Use advanced settings to control synchronization behavior. For parameter details, see Relationship between concurrency and throttling for batch synchronization.
| Parameter | Required | Description |
|---|---|---|
| Expected maximum concurrency | No | The maximum number of threads used to concurrently read from the source or write to the destination. Due to resource constraints, actual runtime concurrency may not reach this value. Fees for the debugging resource group are based on actual concurrency, not the configured value. Task scheduling fees are based on the number of batch synchronization tasks, not concurrency. See Performance metrics. |
| Synchronization rate | No | Controls data transfer speed. Throttling caps the extraction rate to protect the source database from excessive load — the minimum speed limit is 1 MB/s. No throttling lets the task run at the maximum transfer rate the hardware supports, within the configured concurrency limit. The traffic metric reflects throughput within Data Integration itself, not actual network interface card (NIC) traffic. NIC traffic is typically one to two times the channel traffic, depending on the serialization overhead of the data source's transfer protocol. |
| Policy for dirty data records | No | Dirty data refers to data records that could not be written to the destination due to exceptions, such as type conflicts or constraint violations. By default, dirty data is allowed and does not affect task execution. Set the tolerance to 0 to fail the task if any dirty data is generated. Set a threshold to allow dirty data up to that limit — data within the threshold is skipped and not written to the destination; if the limit is exceeded, the task fails. Excessive dirty data can slow overall synchronization. |
| Distributed execution | No | Splits task slices into multiple processes for concurrent execution, breaking the single-process bottleneck and improving throughput. Enable this option when you have high throughput requirements and sufficient resources. Requires concurrency of 8 or greater. Disable this option if an OOM error occurs at runtime. |
| Time zone | No | Set the source time zone to ensure correct timestamp conversion when synchronizing data across time zones. |
Overall synchronization speed depends not only on the settings above, but also on source database performance and network conditions. For tuning guidance, see Accelerate or rate-limit batch synchronization tasks.
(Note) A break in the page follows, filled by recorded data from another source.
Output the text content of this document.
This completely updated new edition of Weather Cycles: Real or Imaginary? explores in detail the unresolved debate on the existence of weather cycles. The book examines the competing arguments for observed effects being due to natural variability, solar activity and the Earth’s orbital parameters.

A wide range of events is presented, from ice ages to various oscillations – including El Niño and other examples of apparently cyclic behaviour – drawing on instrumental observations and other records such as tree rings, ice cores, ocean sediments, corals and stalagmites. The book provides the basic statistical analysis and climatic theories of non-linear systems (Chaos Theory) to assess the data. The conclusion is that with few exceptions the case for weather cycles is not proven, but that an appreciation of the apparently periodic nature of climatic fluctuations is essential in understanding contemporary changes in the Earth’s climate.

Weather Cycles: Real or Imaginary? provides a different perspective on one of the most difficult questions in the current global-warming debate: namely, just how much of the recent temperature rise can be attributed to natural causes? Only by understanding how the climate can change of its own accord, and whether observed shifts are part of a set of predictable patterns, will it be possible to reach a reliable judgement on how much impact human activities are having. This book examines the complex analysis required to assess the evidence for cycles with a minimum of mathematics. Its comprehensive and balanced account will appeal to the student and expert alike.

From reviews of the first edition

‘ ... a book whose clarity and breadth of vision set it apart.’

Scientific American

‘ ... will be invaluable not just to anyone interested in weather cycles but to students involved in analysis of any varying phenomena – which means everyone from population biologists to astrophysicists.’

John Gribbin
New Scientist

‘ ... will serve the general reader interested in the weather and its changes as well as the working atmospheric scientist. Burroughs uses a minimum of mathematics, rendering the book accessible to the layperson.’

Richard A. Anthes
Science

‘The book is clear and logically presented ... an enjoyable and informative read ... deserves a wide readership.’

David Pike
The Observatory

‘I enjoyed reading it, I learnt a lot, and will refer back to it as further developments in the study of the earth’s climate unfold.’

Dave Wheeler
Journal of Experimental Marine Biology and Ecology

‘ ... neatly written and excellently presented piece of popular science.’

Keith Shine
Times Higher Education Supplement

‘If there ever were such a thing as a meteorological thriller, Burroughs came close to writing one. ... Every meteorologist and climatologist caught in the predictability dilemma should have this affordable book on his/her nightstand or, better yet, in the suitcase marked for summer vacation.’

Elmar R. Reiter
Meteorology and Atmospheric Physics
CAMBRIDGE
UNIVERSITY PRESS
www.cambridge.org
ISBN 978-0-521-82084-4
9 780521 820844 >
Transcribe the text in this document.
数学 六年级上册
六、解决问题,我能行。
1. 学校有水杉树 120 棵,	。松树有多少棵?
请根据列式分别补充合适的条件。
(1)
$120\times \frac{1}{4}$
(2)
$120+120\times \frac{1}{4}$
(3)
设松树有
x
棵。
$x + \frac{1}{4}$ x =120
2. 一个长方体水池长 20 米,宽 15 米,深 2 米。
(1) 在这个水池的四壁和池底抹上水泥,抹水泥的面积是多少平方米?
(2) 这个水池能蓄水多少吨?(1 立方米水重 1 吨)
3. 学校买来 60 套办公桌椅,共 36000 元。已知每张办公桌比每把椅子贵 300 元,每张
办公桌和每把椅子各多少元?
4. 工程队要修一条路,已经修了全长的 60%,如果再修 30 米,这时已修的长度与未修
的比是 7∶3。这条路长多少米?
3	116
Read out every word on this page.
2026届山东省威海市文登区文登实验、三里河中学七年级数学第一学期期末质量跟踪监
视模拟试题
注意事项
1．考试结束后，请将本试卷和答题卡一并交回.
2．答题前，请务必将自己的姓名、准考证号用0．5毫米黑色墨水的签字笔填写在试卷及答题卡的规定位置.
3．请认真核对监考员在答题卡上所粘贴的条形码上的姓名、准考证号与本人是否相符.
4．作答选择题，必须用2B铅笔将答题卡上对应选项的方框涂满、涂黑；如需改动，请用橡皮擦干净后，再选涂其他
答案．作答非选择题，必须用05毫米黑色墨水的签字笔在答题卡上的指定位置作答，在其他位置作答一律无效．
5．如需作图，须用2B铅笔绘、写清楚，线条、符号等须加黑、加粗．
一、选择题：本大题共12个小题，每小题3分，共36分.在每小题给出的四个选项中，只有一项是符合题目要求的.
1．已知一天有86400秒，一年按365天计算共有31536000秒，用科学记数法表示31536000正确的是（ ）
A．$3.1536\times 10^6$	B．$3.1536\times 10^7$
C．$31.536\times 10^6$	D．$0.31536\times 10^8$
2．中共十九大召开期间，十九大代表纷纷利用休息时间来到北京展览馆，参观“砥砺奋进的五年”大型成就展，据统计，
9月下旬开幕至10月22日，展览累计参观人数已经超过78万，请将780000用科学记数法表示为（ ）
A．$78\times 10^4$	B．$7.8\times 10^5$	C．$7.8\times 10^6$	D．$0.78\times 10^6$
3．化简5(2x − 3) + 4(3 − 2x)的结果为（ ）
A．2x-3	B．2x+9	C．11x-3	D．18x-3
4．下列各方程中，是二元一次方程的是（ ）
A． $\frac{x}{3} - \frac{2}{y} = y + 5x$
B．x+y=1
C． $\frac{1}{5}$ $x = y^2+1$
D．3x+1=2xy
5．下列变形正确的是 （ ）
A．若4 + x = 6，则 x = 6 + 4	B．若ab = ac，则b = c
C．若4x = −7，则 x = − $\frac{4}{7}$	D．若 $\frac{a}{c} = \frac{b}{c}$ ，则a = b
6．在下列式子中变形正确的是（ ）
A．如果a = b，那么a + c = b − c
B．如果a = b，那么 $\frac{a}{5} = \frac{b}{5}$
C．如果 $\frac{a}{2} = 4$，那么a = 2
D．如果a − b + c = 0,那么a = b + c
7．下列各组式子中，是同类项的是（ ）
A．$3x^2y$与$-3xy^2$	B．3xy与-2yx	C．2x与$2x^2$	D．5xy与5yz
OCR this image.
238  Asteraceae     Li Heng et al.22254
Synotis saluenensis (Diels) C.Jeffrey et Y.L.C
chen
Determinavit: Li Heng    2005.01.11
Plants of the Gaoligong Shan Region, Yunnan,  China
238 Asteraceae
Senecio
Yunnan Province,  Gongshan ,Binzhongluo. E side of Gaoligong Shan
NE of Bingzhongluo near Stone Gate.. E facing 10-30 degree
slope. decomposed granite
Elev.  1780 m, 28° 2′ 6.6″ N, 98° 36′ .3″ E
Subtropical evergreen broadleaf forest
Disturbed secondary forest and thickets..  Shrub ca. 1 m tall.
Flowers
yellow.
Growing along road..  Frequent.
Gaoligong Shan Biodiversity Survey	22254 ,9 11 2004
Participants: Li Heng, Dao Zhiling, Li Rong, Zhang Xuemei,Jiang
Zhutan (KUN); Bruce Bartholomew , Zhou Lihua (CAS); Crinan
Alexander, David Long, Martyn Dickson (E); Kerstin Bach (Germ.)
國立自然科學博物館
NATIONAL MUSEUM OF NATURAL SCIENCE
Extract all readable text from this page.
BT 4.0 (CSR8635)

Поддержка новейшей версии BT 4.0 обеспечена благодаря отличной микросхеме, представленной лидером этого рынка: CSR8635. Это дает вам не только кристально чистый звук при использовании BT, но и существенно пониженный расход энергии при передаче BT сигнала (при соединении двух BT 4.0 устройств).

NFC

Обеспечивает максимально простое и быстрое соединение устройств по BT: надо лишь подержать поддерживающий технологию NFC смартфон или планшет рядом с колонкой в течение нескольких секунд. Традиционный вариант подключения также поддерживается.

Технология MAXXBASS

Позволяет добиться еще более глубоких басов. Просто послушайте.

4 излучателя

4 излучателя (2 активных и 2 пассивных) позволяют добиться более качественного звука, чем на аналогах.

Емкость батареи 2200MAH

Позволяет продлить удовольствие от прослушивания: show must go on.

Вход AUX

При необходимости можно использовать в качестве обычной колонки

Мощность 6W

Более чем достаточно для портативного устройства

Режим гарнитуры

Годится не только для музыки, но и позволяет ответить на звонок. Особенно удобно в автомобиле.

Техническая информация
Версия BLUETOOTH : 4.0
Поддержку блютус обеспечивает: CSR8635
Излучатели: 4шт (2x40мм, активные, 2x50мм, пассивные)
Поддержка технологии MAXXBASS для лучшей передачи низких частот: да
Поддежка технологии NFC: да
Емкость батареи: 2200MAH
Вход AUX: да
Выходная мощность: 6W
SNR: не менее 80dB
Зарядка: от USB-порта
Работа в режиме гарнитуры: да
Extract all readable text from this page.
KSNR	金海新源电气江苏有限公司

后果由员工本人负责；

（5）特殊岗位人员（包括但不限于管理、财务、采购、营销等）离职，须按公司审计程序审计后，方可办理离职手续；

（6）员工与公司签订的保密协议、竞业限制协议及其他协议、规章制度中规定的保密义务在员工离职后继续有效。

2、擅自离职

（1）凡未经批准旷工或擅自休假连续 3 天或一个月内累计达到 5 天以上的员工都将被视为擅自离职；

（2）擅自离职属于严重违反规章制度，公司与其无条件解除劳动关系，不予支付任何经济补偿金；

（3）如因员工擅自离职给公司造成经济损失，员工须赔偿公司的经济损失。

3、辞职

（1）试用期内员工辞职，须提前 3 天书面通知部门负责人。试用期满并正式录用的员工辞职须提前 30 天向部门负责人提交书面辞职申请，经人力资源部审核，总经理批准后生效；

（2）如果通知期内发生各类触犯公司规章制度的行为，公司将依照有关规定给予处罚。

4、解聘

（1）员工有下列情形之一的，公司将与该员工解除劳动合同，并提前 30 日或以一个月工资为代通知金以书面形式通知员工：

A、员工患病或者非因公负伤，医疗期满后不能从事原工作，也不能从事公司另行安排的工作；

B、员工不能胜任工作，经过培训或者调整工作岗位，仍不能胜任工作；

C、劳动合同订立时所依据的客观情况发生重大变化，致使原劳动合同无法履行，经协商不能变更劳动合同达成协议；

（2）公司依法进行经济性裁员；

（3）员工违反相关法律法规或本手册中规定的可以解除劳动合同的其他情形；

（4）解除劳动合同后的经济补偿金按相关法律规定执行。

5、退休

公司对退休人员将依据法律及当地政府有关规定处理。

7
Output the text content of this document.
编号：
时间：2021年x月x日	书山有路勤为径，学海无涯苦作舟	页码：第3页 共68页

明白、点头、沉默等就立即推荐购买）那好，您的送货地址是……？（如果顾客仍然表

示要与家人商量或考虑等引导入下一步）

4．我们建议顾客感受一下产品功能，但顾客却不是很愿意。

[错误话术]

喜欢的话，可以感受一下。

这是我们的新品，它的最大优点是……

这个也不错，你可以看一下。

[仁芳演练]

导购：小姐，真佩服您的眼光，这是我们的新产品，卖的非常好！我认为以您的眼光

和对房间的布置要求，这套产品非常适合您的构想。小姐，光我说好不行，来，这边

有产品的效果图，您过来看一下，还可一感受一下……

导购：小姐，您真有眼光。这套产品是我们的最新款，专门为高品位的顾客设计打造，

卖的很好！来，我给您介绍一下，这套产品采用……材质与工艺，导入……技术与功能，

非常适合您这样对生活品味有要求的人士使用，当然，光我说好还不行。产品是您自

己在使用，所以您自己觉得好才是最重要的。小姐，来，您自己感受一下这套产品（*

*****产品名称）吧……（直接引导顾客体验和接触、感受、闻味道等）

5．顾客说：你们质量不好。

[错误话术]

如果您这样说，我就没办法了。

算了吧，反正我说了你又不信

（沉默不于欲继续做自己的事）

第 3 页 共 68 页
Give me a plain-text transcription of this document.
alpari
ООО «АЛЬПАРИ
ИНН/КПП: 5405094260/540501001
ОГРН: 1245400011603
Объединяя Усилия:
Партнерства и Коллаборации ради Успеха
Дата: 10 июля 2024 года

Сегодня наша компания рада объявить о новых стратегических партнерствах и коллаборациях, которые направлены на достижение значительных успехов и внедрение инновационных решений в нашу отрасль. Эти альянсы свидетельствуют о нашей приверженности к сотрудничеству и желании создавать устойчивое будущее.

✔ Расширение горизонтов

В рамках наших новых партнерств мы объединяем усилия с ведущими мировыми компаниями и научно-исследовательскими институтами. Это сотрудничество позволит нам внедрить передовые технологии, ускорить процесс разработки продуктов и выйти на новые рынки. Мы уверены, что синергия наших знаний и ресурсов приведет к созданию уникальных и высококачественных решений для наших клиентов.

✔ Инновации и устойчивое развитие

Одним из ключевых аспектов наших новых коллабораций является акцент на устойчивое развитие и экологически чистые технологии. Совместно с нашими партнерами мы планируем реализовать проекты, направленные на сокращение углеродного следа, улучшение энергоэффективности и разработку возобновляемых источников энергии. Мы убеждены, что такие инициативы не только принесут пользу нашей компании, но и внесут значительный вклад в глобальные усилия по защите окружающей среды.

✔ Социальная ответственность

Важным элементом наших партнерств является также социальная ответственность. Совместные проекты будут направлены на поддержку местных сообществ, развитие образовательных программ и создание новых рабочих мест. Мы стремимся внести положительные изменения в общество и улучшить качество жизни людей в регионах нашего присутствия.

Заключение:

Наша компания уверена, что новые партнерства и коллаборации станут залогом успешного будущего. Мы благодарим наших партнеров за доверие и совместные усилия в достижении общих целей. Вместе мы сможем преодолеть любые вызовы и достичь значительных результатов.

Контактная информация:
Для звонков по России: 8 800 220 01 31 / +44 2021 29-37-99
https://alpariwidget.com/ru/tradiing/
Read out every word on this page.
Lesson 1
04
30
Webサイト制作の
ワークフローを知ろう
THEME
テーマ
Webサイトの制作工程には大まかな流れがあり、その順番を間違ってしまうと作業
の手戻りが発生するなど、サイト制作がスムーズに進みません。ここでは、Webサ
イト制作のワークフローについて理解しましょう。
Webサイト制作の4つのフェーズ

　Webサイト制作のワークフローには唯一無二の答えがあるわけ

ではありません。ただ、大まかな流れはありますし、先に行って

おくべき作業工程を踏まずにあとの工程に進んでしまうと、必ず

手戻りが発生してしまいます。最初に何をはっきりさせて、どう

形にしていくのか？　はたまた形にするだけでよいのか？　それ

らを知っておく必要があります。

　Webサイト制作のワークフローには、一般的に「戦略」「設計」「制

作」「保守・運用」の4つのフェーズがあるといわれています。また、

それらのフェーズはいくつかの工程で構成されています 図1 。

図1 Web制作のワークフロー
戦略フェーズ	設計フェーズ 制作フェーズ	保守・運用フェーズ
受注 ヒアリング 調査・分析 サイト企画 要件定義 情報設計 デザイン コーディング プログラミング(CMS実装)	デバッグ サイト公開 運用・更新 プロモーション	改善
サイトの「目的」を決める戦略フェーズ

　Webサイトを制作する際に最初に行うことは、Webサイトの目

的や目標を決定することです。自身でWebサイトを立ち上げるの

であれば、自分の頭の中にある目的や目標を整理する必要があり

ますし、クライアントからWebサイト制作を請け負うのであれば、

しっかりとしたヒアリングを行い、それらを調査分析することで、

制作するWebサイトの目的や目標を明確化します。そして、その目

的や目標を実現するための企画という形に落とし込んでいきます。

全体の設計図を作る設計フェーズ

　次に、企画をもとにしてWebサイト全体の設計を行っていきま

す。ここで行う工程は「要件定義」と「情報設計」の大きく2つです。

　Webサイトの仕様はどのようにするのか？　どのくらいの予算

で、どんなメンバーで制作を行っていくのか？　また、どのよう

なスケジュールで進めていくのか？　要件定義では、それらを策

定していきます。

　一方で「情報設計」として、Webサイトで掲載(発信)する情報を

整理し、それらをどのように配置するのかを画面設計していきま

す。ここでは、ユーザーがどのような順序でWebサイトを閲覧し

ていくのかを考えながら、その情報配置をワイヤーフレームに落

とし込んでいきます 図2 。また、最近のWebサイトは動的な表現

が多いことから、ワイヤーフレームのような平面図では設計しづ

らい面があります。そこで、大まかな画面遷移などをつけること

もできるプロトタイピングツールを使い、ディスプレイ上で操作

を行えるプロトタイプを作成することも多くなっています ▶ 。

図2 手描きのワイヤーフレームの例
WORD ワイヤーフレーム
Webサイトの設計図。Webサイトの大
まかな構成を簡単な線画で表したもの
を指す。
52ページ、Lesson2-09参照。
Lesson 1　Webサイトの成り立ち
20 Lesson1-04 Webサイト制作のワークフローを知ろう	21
Step 5: Configure scheduling properties
For a periodically scheduled task, click Scheduling in the right-side panel to configure scheduling parameters, scheduling policy, schedule time, and scheduling dependencies.
-
For the new version of Data Studio, see Node scheduling (new version).
-
For the legacy version, see Node scheduling configuration (legacy version).
For scheduling parameter usage examples, see Typical scenarios of using scheduling parameters in Data Integration.
Step 6: Test and publish the task
Configure debugging parameters
On the task configuration page, click Run Configuration in the right-side panel.
| Parameter | Description |
|---|---|
| Resource group | Select a resource group connected to the data source. |
| Script parameters | Assign values to placeholder parameters. For example, if the task uses ${bizdate}, enter a date in yyyymmdd format. |
Run the task
Click the
Run icon in the toolbar to run and debug the task. After it completes, query the destination table to verify the data was synchronized correctly.
Publish the task
After the task runs successfully, if it needs to be scheduled periodically, click the
icon on the node configuration page to publish it to the production environment. See Publish tasks.
Limitations
-
Single-table batch synchronization tasks can only be configured in Data Development.
-
Some data sources do not support the codeless UI. If a message indicates that the codeless UI is not supported after you select a data source, click the
icon in the toolbar to switch to the code editor. See Code editor configuration.
-
The codeless UI does not support all advanced features. For fine-grained control, convert the task to a script and configure it in the code editor.
Next steps
After publishing the task, go to Operation Center to monitor its schedule and execution. For task management, status monitoring, and resource group O&M, see O&M for batch synchronization tasks.